My application's model includes a number of entities that share many common properties, and are operated on by many of the same classes.
If I was using an ORM, I'd define an abstract class with the common properties, setup class table inheritance for persistence, and have the classes that operate on all these entity types operate on the abstract class.

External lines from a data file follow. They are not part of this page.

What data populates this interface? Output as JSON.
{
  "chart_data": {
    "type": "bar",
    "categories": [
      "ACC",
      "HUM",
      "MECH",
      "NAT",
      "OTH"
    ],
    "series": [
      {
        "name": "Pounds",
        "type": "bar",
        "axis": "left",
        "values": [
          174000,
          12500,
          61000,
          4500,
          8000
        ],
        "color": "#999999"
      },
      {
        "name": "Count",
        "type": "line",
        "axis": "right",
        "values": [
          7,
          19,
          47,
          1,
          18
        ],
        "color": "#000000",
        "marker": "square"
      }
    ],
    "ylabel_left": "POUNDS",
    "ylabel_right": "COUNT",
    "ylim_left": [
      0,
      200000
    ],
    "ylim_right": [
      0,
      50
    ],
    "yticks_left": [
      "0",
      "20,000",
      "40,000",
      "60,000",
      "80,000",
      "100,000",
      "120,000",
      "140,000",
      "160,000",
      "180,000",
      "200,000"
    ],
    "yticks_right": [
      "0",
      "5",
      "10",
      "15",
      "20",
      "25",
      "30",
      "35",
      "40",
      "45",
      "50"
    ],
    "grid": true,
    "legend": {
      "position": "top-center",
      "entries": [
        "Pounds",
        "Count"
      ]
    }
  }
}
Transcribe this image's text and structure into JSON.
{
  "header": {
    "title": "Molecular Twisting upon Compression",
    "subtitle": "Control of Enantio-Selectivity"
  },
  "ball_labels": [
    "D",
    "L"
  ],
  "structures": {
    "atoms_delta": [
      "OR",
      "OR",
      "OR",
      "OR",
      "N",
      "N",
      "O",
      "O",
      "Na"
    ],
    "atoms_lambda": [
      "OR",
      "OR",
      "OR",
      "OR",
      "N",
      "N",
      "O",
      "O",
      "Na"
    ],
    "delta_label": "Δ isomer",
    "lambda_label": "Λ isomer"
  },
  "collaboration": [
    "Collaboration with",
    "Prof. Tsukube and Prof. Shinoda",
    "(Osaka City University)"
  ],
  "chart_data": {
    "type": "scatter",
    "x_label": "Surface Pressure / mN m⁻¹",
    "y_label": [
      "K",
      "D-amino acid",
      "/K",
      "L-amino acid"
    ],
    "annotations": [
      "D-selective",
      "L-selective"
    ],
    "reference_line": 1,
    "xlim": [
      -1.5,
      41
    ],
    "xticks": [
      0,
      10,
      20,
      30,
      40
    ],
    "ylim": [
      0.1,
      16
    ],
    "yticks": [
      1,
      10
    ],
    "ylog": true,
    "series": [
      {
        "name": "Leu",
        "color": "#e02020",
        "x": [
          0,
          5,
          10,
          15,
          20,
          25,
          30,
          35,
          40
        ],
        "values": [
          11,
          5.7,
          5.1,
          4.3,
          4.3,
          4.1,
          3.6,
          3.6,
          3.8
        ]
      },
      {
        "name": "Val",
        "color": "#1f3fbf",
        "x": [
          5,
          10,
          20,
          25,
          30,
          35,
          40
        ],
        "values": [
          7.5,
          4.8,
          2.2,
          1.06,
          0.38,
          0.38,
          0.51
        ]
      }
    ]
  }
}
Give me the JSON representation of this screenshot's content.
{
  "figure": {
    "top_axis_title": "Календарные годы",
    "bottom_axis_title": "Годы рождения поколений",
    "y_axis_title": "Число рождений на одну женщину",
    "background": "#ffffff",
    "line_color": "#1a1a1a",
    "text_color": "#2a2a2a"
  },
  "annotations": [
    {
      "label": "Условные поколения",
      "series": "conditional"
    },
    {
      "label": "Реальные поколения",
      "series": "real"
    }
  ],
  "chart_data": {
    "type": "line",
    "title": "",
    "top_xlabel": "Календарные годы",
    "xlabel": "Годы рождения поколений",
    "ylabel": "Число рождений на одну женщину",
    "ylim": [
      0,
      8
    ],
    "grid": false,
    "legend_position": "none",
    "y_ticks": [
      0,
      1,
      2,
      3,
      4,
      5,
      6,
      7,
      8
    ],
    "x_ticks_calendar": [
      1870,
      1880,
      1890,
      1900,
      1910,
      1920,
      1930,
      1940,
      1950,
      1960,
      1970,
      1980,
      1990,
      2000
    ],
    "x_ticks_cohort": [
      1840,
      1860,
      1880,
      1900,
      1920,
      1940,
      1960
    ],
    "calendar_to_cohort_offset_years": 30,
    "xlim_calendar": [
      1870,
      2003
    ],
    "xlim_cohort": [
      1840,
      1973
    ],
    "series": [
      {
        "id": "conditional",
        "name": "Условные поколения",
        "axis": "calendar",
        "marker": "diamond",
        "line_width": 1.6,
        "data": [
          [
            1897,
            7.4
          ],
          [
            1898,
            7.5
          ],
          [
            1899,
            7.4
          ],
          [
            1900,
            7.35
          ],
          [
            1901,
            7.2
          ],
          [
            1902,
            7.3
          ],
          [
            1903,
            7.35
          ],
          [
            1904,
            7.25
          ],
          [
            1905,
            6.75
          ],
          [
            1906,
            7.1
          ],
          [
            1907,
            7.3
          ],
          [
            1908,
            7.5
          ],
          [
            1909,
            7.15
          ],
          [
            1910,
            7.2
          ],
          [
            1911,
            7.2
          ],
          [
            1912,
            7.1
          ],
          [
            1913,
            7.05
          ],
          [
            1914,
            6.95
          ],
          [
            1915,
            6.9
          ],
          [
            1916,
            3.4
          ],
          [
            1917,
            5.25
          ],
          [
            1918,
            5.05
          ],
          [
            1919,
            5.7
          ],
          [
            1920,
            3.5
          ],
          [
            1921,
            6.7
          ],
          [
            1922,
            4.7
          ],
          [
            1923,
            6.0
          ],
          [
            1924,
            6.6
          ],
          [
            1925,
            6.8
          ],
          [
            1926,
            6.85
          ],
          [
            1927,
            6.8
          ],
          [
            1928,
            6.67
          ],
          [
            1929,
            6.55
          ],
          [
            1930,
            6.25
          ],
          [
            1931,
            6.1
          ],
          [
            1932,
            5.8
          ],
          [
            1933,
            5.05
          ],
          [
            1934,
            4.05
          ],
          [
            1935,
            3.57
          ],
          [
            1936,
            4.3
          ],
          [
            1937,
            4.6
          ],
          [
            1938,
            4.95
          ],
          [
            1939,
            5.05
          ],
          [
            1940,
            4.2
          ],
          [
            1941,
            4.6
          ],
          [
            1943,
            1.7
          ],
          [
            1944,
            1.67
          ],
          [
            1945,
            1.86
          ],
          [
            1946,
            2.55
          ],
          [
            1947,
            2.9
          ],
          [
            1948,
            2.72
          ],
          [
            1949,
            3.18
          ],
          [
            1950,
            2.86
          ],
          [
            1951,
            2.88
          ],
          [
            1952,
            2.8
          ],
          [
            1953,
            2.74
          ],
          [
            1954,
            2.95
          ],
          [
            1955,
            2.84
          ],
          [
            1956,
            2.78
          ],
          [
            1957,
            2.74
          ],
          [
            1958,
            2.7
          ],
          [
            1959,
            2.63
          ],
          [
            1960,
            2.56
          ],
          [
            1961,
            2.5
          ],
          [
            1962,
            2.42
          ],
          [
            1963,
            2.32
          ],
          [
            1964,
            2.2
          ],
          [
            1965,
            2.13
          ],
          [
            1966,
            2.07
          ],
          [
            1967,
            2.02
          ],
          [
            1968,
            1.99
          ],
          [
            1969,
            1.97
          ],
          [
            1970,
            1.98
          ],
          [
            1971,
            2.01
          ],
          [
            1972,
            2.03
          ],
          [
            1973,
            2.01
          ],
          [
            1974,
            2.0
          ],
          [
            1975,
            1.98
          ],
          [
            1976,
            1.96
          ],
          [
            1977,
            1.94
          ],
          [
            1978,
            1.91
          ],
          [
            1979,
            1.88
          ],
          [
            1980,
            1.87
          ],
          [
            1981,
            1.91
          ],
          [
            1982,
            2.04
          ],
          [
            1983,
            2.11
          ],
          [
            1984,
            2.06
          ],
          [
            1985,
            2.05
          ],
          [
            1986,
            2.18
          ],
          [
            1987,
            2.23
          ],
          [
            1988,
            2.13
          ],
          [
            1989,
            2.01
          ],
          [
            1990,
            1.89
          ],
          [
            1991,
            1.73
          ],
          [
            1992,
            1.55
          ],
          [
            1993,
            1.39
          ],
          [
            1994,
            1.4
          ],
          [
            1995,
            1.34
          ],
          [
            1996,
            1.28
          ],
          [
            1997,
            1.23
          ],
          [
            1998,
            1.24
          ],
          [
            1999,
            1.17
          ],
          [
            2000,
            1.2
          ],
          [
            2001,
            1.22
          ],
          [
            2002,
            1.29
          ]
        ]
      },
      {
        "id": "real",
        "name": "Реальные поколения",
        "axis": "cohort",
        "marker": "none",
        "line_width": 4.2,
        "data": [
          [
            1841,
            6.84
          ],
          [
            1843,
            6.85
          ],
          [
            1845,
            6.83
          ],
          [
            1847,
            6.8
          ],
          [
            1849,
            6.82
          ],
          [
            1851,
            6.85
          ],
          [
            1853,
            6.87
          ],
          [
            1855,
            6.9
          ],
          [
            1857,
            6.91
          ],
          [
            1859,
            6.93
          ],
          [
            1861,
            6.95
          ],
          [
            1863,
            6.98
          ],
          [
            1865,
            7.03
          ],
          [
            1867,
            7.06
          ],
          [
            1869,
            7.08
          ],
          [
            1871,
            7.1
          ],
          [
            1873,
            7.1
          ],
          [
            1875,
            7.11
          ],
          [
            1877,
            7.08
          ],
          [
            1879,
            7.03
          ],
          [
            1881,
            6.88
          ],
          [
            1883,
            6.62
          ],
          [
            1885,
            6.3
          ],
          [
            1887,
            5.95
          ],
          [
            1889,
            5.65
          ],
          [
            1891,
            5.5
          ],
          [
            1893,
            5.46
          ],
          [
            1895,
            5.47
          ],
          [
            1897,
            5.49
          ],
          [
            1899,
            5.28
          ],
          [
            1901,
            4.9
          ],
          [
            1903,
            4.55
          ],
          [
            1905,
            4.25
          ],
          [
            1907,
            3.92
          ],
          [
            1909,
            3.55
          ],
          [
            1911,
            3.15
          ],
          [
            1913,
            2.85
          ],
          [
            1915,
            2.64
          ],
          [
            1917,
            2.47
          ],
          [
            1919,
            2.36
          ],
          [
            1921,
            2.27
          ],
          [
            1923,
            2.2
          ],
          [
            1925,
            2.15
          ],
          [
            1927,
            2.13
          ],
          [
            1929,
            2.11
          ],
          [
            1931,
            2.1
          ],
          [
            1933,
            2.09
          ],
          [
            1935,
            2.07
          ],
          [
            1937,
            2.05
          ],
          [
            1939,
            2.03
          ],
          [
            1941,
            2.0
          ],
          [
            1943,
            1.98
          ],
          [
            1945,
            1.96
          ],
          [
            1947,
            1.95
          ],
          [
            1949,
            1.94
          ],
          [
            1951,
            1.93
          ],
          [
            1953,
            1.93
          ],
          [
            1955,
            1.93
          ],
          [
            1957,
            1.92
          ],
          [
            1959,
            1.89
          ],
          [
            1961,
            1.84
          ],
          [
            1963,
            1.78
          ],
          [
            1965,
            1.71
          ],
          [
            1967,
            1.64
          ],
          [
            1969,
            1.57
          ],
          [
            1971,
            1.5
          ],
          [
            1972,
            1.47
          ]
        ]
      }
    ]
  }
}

However, I am using Slick, not an ORM. I could easily jury-rig an ORM-like solution:
sealed trait Shape {
def id: Long
def color: String
}
case class Triangle(id: Long, color: String, a: Int, b: Int, c: Int) extends Shape
case class Square(id: Long, color: String, sideLength: Int) extends Shape
//Hides the fact that shape instances are persisted in two tables
class ShapeDAO {
def create(shape: Shape) : Unit
def update(shape: Shape) : Unit
def retrieve(id: Long): Option[Shape]
def delete(id: Long): Unit
}
I lose the composability that's such a big selling point for slick, but it seems like I might be able to get that back by adding something heinous like this:
def rawShape: Query =
(shapes joinLeft triangles on (shapes.id === triangles.id)
joinLeft squares on (shapes.id === squares.id)) map {
shape_type match {
case "triangle" => Triangle(shape, triangle)
case "square" => Square(shape, square)
}
I could then join off of rawShape or otherwise use it in cases where I need more flexibility.
How bad is what I'm suggesting? Complicated queries that might benefit from being able to build off of something like rawQuery are very rare in this application... for the most part we're just CRUD-ing single entities in very simple ways. Having a common base class and a single DAO that encapsulates all the messy details of getting shapes would be a big win for the project, in that it would keep classes that have to deal with shapes simple.